SH21B-4107:
Photoelectron and Secondary Electron Dynamics Around the Solar Probe Plus Spacecraft

Tuesday, 16 December 2014
Yohei Miyake and Hideyuki Usui, Kobe University, Kobe, Japan
Abstract:
We study the Solar Probe Plus (SPP) spacecraft interactions with near-Sun plasma environment. The plasma environment is characterized by a small Debye length due to dense plasmas and large fluxes of photo-/secondary electrons emitted from the spacecraft surface. Prior studies on this issue found that such a condition produces a non-monotonic potential distribution near the spacecraft, and the resultant spacecraft potential becomes negative. The consequences also suggest the significance of photoelectron and secondary electron dynamics near the spacecraft. In this study, we apply our original electromagnetic particle-in-cell simulation code called EMSES to the problem.

In the simulations, we consider the SPP spacecraft at its perihelion (about 0.04 AU from the Sun) and important physical effects such as spacecraft charging, photoelectron and secondary electron emission, solar wind plasma flow including the effect of spacecraft orbital velocity, and the presence of a background magnetic field. Our preliminary results show that both photoelectrons and secondary electrons from the spacecraft are magnetized in the spatial scale of several meters, and make drift motion due to the presence of the background convection electric field. In addition to this, secondary electrons emitted laterally from the spacecraft chassis are strongly affected by the radially inward electric field caused by the spacecraft potential. These effects lead to non-axisymmetric distributions of electron density and the resultant electric potential around the spacecraft.

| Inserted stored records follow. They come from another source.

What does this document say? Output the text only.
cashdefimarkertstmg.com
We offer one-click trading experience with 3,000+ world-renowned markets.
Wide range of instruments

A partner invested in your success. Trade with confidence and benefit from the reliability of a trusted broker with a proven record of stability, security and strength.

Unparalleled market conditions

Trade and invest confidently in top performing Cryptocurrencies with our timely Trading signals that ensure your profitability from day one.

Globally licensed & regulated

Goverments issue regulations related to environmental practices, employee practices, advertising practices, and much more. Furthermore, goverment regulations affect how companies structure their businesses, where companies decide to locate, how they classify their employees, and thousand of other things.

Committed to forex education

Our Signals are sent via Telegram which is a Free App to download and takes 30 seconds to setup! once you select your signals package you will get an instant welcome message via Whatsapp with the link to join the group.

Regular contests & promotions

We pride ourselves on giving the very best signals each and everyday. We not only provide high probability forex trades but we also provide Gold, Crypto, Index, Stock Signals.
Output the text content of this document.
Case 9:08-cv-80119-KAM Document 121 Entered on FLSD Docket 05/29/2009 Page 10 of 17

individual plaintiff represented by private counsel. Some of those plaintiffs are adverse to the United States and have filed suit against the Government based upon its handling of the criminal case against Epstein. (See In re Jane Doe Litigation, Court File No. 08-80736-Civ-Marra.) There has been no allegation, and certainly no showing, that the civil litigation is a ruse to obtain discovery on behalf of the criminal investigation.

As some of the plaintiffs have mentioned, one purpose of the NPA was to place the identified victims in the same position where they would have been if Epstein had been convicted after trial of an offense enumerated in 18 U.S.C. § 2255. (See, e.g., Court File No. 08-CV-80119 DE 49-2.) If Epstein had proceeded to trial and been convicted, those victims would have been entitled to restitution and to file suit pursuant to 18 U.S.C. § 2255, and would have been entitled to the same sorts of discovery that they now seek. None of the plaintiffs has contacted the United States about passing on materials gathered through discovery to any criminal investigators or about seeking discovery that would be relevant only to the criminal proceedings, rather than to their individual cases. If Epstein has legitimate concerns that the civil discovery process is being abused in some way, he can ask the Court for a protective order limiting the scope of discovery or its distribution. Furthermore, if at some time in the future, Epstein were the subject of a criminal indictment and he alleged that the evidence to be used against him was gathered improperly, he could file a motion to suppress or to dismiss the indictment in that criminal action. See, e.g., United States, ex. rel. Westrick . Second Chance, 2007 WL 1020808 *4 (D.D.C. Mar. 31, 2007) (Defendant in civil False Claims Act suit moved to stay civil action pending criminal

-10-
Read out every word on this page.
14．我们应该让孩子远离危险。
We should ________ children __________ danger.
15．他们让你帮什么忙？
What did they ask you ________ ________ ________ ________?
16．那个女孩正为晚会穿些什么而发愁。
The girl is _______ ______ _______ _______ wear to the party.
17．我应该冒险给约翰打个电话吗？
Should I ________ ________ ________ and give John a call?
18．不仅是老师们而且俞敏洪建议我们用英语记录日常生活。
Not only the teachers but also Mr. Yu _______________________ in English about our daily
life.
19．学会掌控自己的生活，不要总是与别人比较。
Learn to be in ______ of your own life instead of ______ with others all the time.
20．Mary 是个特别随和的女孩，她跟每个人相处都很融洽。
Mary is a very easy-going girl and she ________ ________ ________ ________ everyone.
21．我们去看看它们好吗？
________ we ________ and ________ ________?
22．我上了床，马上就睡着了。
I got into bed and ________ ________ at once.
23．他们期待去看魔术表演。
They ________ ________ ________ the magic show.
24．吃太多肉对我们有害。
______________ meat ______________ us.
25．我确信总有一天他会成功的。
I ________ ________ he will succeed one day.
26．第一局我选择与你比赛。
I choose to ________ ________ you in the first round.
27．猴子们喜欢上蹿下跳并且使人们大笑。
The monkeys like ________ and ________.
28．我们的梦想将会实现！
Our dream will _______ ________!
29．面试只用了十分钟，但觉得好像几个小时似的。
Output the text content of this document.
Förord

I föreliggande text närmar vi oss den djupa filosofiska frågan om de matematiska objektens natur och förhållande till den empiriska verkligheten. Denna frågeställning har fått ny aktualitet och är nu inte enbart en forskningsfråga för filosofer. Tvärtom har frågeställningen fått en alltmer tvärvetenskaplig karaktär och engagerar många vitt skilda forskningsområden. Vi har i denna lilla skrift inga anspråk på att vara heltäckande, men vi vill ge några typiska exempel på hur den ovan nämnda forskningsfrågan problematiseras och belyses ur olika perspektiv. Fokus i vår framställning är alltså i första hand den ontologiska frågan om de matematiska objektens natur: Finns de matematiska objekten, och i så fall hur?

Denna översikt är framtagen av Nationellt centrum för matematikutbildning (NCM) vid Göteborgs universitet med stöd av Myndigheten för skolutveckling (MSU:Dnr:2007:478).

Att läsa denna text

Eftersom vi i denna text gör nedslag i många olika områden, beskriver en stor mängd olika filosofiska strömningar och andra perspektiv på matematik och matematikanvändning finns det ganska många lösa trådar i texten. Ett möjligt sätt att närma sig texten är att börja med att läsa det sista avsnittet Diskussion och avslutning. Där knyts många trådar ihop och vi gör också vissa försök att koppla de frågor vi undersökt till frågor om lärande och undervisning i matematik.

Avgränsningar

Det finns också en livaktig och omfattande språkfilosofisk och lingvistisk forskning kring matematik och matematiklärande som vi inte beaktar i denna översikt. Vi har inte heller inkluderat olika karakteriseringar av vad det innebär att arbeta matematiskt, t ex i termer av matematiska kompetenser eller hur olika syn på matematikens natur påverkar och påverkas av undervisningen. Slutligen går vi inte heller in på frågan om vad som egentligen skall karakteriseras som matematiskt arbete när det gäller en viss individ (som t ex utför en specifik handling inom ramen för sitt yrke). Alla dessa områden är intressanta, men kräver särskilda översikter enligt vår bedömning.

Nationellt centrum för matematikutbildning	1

Our simulations also predict that a strong (about 100 mV/m) spurious electric field can be observed by the probe measurement on the spacecraft due to such a non-axisymmetric effect. We also confirm that the large photo-/secondary electron current alters magnetic field intensity around the spacecraft, but the field variation is much smaller than the background magnetic field magnitude (a few nT compared to thousands of nT). We will report further parameter survey results on such spurious field generation, by changing solar wind and spacecraft orbital conditions. The results will provide useful information in predicting photo-/secondary electron interference with in-situ field measurements planned in the Solar Probe Plus and Solar Orbiter missions.